Now, using it to predict future lawbreaking and then comparing to future data (ie, do they commit violent crimes) could lead (assuming the model is clean) to pinning down innocuous causal factors that can be fixed without human risk or cost, but the way they’re using it is most certainly Doing It Wrong.

Anonymous Coward says:

This would be a violation of the 4th amendment, as it is illegal search and seizure. Collecting information and storing it before a crime has been committed. This has already been tested in the Supreme Court on mass collections of DNA for a database that would quickly pinpoint the perp of a crime. The Supreme Court says, not no, but hell no.

trollificus (profile) says:

"Slippery Slope" is usually a fallacy...BUT

But in every instance of government action, it’s a valid predictive method. I mean, people are worried the algorithm might not be accurate? What the hell, they use dogs ‘alerting’ as evidence to warrant sometimes destructive searches, and just suppress studies that place the accuracy of dope-sniffing dogs at around 60%.

So yeah, everything about this “It’s just to give those people a warning.” system is just teetering on a steep, greased hill. Combined with militarization of PDs across the country and an ever intensifying ‘us against them’ mentality, I don’t think the citizenry will be well-served (or protected) by these pre-crime efforts.

That said, a couple of points:
a) I very much doubt a single person on the list is without previous violent violations. They are NOT going to anticipate someone’s first crime.

b) IF we were to allow for the possibility of good intentions from the CPD (not a given), whatever the underlying causes (or ‘disease’ in the analogy) of crime, if the ‘symptom’ is murder or violent assault, the police are obliged to deal with it, without any obligation to make sure every demographic is happy, prosperous, well-educated and non-violent.

Just sayin’…

Chewybeea (user link) says:

cops and robbers

I always thought that cops loved crime. Don’t firemen love a fire? Don’t painters love a peeling or unpainted wall? Doesn’t a seamstress love a fraying seam of cloth?

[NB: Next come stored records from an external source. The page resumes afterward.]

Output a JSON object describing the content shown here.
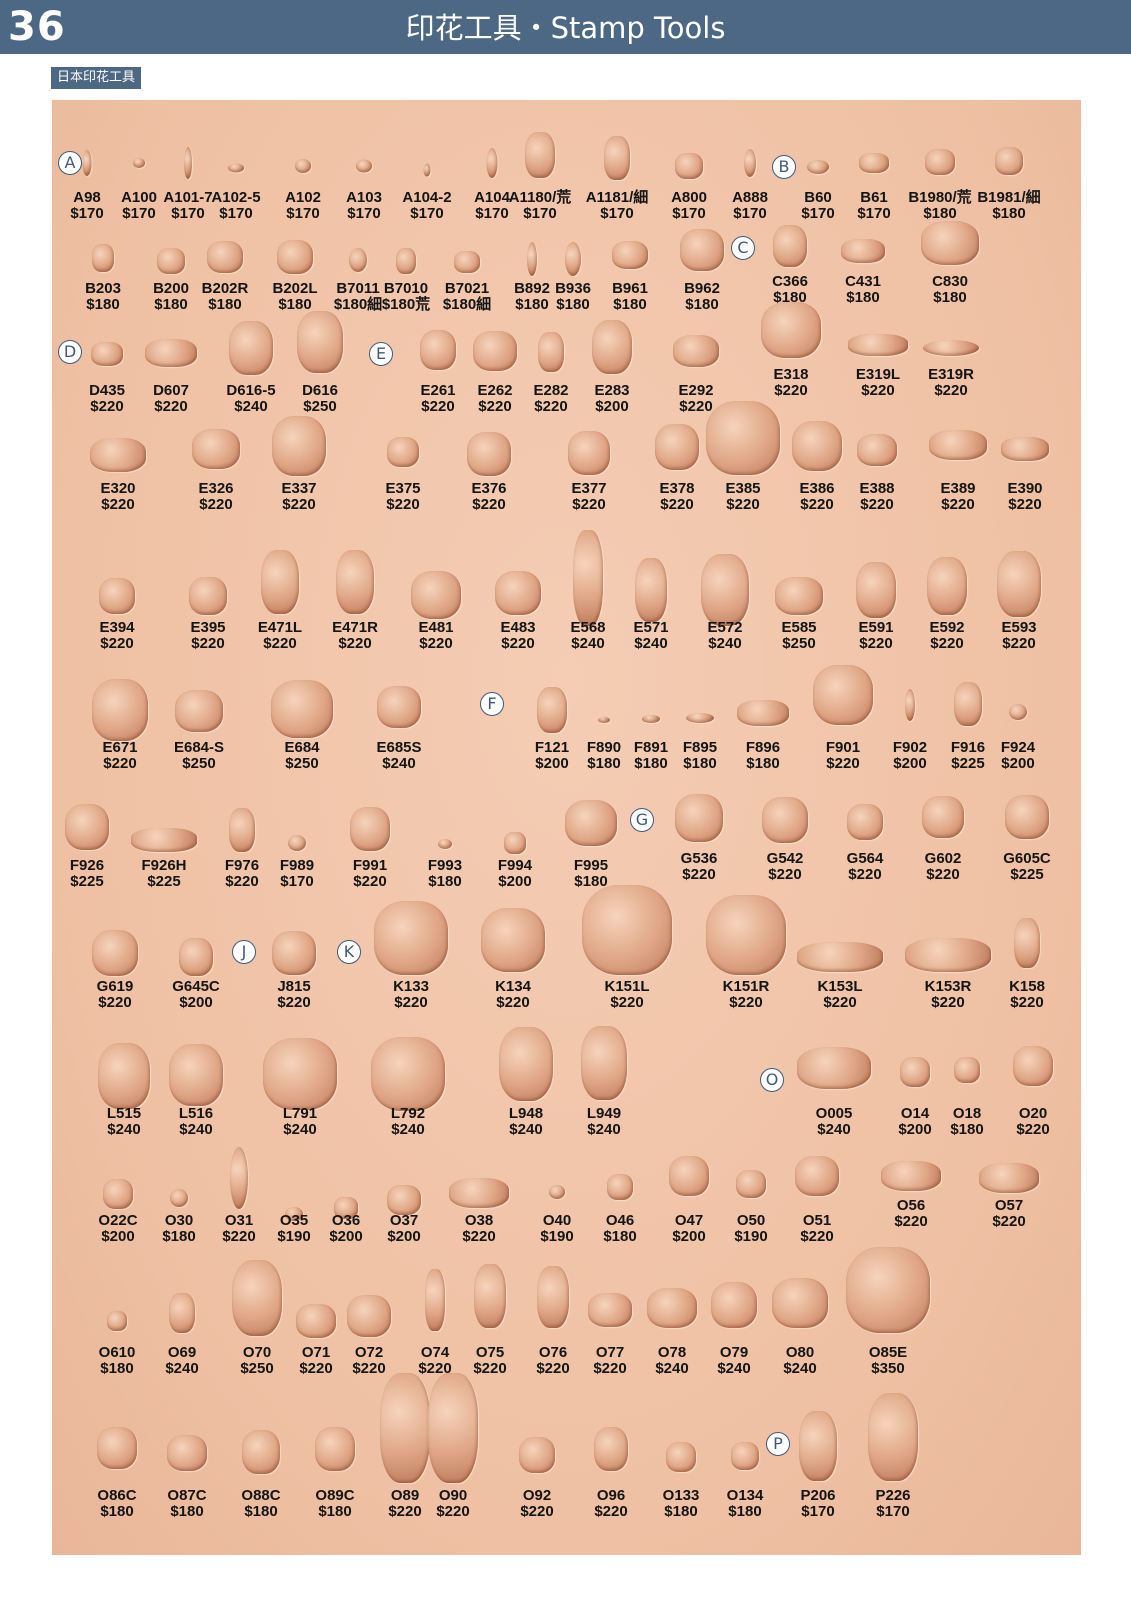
{
  "header": {
    "page_number": "36",
    "title": "印花工具・Stamp Tools"
  },
  "badge": "日本印花工具",
  "sections": [
    "A",
    "B",
    "C",
    "D",
    "E",
    "F",
    "G",
    "J",
    "K",
    "O",
    "P"
  ],
  "stamps": [
    {
      "code": "A98",
      "price": "$170"
    },
    {
      "code": "A100",
      "price": "$170"
    },
    {
      "code": "A101-7",
      "price": "$170"
    },
    {
      "code": "A102-5",
      "price": "$170"
    },
    {
      "code": "A102",
      "price": "$170"
    },
    {
      "code": "A103",
      "price": "$170"
    },
    {
      "code": "A104-2",
      "price": "$170"
    },
    {
      "code": "A104",
      "price": "$170"
    },
    {
      "code": "A1180/荒",
      "price": "$170"
    },
    {
      "code": "A1181/細",
      "price": "$170"
    },
    {
      "code": "A800",
      "price": "$170"
    },
    {
      "code": "A888",
      "price": "$170"
    },
    {
      "code": "B60",
      "price": "$170"
    },
    {
      "code": "B61",
      "price": "$170"
    },
    {
      "code": "B1980/荒",
      "price": "$180"
    },
    {
      "code": "B1981/細",
      "price": "$180"
    },
    {
      "code": "B203",
      "price": "$180"
    },
    {
      "code": "B200",
      "price": "$180"
    },
    {
      "code": "B202R",
      "price": "$180"
    },
    {
      "code": "B202L",
      "price": "$180"
    },
    {
      "code": "B7011",
      "price": "$180細"
    },
    {
      "code": "B7010",
      "price": "$180荒"
    },
    {
      "code": "B7021",
      "price": "$180細"
    },
    {
      "code": "B892",
      "price": "$180"
    },
    {
      "code": "B936",
      "price": "$180"
    },
    {
      "code": "B961",
      "price": "$180"
    },
    {
      "code": "B962",
      "price": "$180"
    },
    {
      "code": "C366",
      "price": "$180"
    },
    {
      "code": "C431",
      "price": "$180"
    },
    {
      "code": "C830",
      "price": "$180"
    },
    {
      "code": "D435",
      "price": "$220"
    },
    {
      "code": "D607",
      "price": "$220"
    },
    {
      "code": "D616-5",
      "price": "$240"
    },
    {
      "code": "D616",
      "price": "$250"
    },
    {
      "code": "E261",
      "price": "$220"
    },
    {
      "code": "E262",
      "price": "$220"
    },
    {
      "code": "E282",
      "price": "$220"
    },
    {
      "code": "E283",
      "price": "$200"
    },
    {
      "code": "E292",
      "price": "$220"
    },
    {
      "code": "E318",
      "price": "$220"
    },
    {
      "code": "E319L",
      "price": "$220"
    },
    {
      "code": "E319R",
      "price": "$220"
    },
    {
      "code": "E320",
      "price": "$220"
    },
    {
      "code": "E326",
      "price": "$220"
    },
    {
      "code": "E337",
      "price": "$220"
    },
    {
      "code": "E375",
      "price": "$220"
    },
    {
      "code": "E376",
      "price": "$220"
    },
    {
      "code": "E377",
      "price": "$220"
    },
    {
      "code": "E378",
      "price": "$220"
    },
    {
      "code": "E385",
      "price": "$220"
    },
    {
      "code": "E386",
      "price": "$220"
    },
    {
      "code": "E388",
      "price": "$220"
    },
    {
      "code": "E389",
      "price": "$220"
    },
    {
      "code": "E390",
      "price": "$220"
    },
    {
      "code": "E394",
      "price": "$220"
    },
    {
      "code": "E395",
      "price": "$220"
    },
    {
      "code": "E471L",
      "price": "$220"
    },
    {
      "code": "E471R",
      "price": "$220"
    },
    {
      "code": "E481",
      "price": "$220"
    },
    {
      "code": "E483",
      "price": "$220"
    },
    {
      "code": "E568",
      "price": "$240"
    },
    {
      "code": "E571",
      "price": "$240"
    },
    {
      "code": "E572",
      "price": "$240"
    },
    {
      "code": "E585",
      "price": "$250"
    },
    {
      "code": "E591",
      "price": "$220"
    },
    {
      "code": "E592",
      "price": "$220"
    },
    {
      "code": "E593",
      "price": "$220"
    },
    {
      "code": "E671",
      "price": "$220"
    },
    {
      "code": "E684-S",
      "price": "$250"
    },
    {
      "code": "E684",
      "price": "$250"
    },
    {
      "code": "E685S",
      "price": "$240"
    },
    {
      "code": "F121",
      "price": "$200"
    },
    {
      "code": "F890",
      "price": "$180"
    },
    {
      "code": "F891",
      "price": "$180"
    },
    {
      "code": "F895",
      "price": "$180"
    },
    {
      "code": "F896",
      "price": "$180"
    },
    {
      "code": "F901",
      "price": "$220"
    },
    {
      "code": "F902",
      "price": "$200"
    },
    {
      "code": "F916",
      "price": "$225"
    },
    {
      "code": "F924",
      "price": "$200"
    },
    {
      "code": "F926",
      "price": "$225"
    },
    {
      "code": "F926H",
      "price": "$225"
    },
    {
      "code": "F976",
      "price": "$220"
    },
    {
      "code": "F989",
      "price": "$170"
    },
    {
      "code": "F991",
      "price": "$220"
    },
    {
      "code": "F993",
      "price": "$180"
    },
    {
      "code": "F994",
      "price": "$200"
    },
    {
      "code": "F995",
      "price": "$180"
    },
    {
      "code": "G536",
      "price": "$220"
    },
    {
      "code": "G542",
      "price": "$220"
    },
    {
      "code": "G564",
      "price": "$220"
    },
    {
      "code": "G602",
      "price": "$220"
    },
    {
      "code": "G605C",
      "price": "$225"
    },
    {
      "code": "G619",
      "price": "$220"
    },
    {
      "code": "G645C",
      "price": "$200"
    },
    {
      "code": "J815",
      "price": "$220"
    },
    {
      "code": "K133",
      "price": "$220"
    },
    {
      "code": "K134",
      "price": "$220"
    },
    {
      "code": "K151L",
      "price": "$220"
    },
    {
      "code": "K151R",
      "price": "$220"
    },
    {
      "code": "K153L",
      "price": "$220"
    },
    {
      "code": "K153R",
      "price": "$220"
    },
    {
      "code": "K158",
      "price": "$220"
    },
    {
      "code": "L515",
      "price": "$240"
    },
    {
      "code": "L516",
      "price": "$240"
    },
    {
      "code": "L791",
      "price": "$240"
    },
    {
      "code": "L792",
      "price": "$240"
    },
    {
      "code": "L948",
      "price": "$240"
    },
    {
      "code": "L949",
      "price": "$240"
    },
    {
      "code": "O005",
      "price": "$240"
    },
    {
      "code": "O14",
      "price": "$200"
    },
    {
      "code": "O18",
      "price": "$180"
    },
    {
      "code": "O20",
      "price": "$220"
    },
    {
      "code": "O22C",
      "price": "$200"
    },
    {
      "code": "O30",
      "price": "$180"
    },
    {
      "code": "O31",
      "price": "$220"
    },
    {
      "code": "O35",
      "price": "$190"
    },
    {
      "code": "O36",
      "price": "$200"
    },
    {
      "code": "O37",
      "price": "$200"
    },
    {
      "code": "O38",
      "price": "$220"
    },
    {
      "code": "O40",
      "price": "$190"
    },
    {
      "code": "O46",
      "price": "$180"
    },
    {
      "code": "O47",
      "price": "$200"
    },
    {
      "code": "O50",
      "price": "$190"
    },
    {
      "code": "O51",
      "price": "$220"
    },
    {
      "code": "O56",
      "price": "$220"
    },
    {
      "code": "O57",
      "price": "$220"
    },
    {
      "code": "O610",
      "price": "$180"
    },
    {
      "code": "O69",
      "price": "$240"
    },
    {
      "code": "O70",
      "price": "$250"
    },
    {
      "code": "O71",
      "price": "$220"
    },
    {
      "code": "O72",
      "price": "$220"
    },
    {
      "code": "O74",
      "price": "$220"
    },
    {
      "code": "O75",
      "price": "$220"
    },
    {
      "code": "O76",
      "price": "$220"
    },
    {
      "code": "O77",
      "price": "$220"
    },
    {
      "code": "O78",
      "price": "$240"
    },
    {
      "code": "O79",
      "price": "$240"
    },
    {
      "code": "O80",
      "price": "$240"
    },
    {
      "code": "O85E",
      "price": "$350"
    },
    {
      "code": "O86C",
      "price": "$180"
    },
    {
      "code": "O87C",
      "price": "$180"
    },
    {
      "code": "O88C",
      "price": "$180"
    },
    {
      "code": "O89C",
      "price": "$180"
    },
    {
      "code": "O89",
      "price": "$220"
    },
    {
      "code": "O90",
      "price": "$220"
    },
    {
      "code": "O92",
      "price": "$220"
    },
    {
      "code": "O96",
      "price": "$220"
    },
    {
      "code": "O133",
      "price": "$180"
    },
    {
      "code": "O134",
      "price": "$180"
    },
    {
      "code": "P206",
      "price": "$170"
    },
    {
      "code": "P226",
      "price": "$170"
    }
  ]
}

Cops are the purported repairmen of societal fray. But since all municipal police departments ultimately become unionized, they are also intent on making sure that their livelihood is maintained and expanded. They do this in tandem with the bureaucratic/political unions, whom also use crime as a platform for the justification of their existence, to a partial extent.

Show me one police officer that wants crime to end, and I’ll then show you an axeman that wants the forest to die.